Indie upstart ON AN ON showcase a fresh, youthful sound that is invigorated by the close communication of three band members who are intimately aware of each others’ sonic involvement. Alissa Ricci, Ryne Estwing and Nate Eiesland comprise ON AN ON, but they may be more familiar to others as previous members of the band Scattered Trees. But don’t let that fool you- this new band has plenty things to say and new journeys to explore.
Here’s an in-depth look at this group that is a definite must-watch band for 2013.
You’ve played together often in the last decade, especially in the band Scattered Trees. What made you want to put together ON AN ON, though? How did that conversation come about?
We could’ve kept Scattered Trees alive by regrouping with new members, but we wouldn’t have been satisfied. Building something from the ground up was paramount to the three of us asserting our new direction creatively. The long history of Scattered Trees would’ve held us back from all that we wanted to do. The risk and the freedom of starting a new band was really enticing to us, so the decision was clear.
How do you handle writing, since there’s three of you in the group?

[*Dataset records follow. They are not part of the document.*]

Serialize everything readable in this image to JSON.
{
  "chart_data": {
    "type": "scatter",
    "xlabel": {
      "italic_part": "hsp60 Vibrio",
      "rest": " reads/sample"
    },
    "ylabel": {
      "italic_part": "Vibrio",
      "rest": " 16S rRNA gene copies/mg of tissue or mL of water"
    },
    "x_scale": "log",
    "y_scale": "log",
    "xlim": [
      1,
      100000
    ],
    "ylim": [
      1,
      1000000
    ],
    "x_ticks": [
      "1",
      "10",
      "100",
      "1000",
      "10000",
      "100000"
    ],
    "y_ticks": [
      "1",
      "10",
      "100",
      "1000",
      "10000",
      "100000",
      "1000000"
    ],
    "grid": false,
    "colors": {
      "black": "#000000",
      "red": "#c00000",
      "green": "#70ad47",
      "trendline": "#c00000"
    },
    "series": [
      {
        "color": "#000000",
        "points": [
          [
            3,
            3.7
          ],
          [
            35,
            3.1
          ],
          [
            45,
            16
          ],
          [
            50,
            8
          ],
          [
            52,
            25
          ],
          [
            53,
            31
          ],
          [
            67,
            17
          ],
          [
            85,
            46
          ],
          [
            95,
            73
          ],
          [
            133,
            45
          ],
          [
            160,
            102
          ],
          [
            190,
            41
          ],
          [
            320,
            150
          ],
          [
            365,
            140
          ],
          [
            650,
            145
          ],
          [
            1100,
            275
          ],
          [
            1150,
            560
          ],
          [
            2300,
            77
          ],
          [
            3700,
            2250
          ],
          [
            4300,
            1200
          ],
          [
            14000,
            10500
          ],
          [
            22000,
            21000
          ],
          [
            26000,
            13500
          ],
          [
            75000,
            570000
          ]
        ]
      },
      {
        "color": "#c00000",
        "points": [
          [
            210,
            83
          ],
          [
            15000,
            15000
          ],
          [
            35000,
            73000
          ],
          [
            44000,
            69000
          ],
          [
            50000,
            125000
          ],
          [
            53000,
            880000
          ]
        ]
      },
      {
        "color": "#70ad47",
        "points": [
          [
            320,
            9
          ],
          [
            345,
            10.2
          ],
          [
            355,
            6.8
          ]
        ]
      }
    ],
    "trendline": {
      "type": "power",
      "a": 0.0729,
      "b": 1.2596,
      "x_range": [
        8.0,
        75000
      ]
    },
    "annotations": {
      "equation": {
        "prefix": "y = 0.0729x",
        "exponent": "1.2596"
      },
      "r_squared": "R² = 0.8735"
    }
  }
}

Usually someone will bring a strong idea initially. From there we start piecing things together, tearing it apart, and rebuilding it again until we love it. Our individual processes complement one another well. We finish all the songs together.
How did you choose a producer for Give In? You ended up going with Dave Newfeld- what excited you about working with him? How did that go in the studio?
We love Dave. He was at the top of our list of people we wanted to work with. So, when he said he wanted to do the record we couldn’t have been happier. The atmosphere he created was perfect for us as a new band. There was a lot of one on one time. That gave us the chance to get our footing individually within the group. Then there was a lot of writing together as well. So, the band was galvanized as a fresh creative entity with a new dynamic and soul of its own.
What were you trying to accomplish with Give In? Did you have a game plan that evolved once you were in the studio?
We were trying to create something with a sense of humanity. In the past it felt like we were just executing sounds methodically. We wanted to spend time exploring the art we were making and capture that discovery on tape. We wanted to work with flaws and accidents and to not be afraid of anything. Our goal was to operate on creative instinct.
What’s it been like to play these songs live? Have they changed a lot since you lay them down on tape?
It’s been exciting to re-approach the songs in a live context. We were all surprised at how quickly the sound came together. We thought it would take a long time, but it felt great from the start and evolved naturally. All the moods of the album are there, but the live experience has a life of its own. It’s interesting to explore the difference between the headphone experience and the live concert. Some things that hit hard on record don’t have the same impact live. So, it’s a balancing act between wanting to meet the expectations you establish by putting a record out, and wanting to exceed them by giving an audience something unique and alive.
What’s one thing about ON AN ON that the casual listener might not know about you?
We are fueled almost entirely by Mexican food.
Any particularly hilarious/weird stories from the road yet?
We’ve invented some noteworthy van games. Although, we can’t divulge too many details since even the G-rated versions would make sailors blush.
What’s on the docket for the rest of 2013? Where can audiences find you over the next year?
We’ll be touring our asses off. Stay in touch and it won’t be hard to catch a show. We’ve been playing all over the world and don’t plan on stopping. There’ll be plenty of time to sleep when we’re dead right?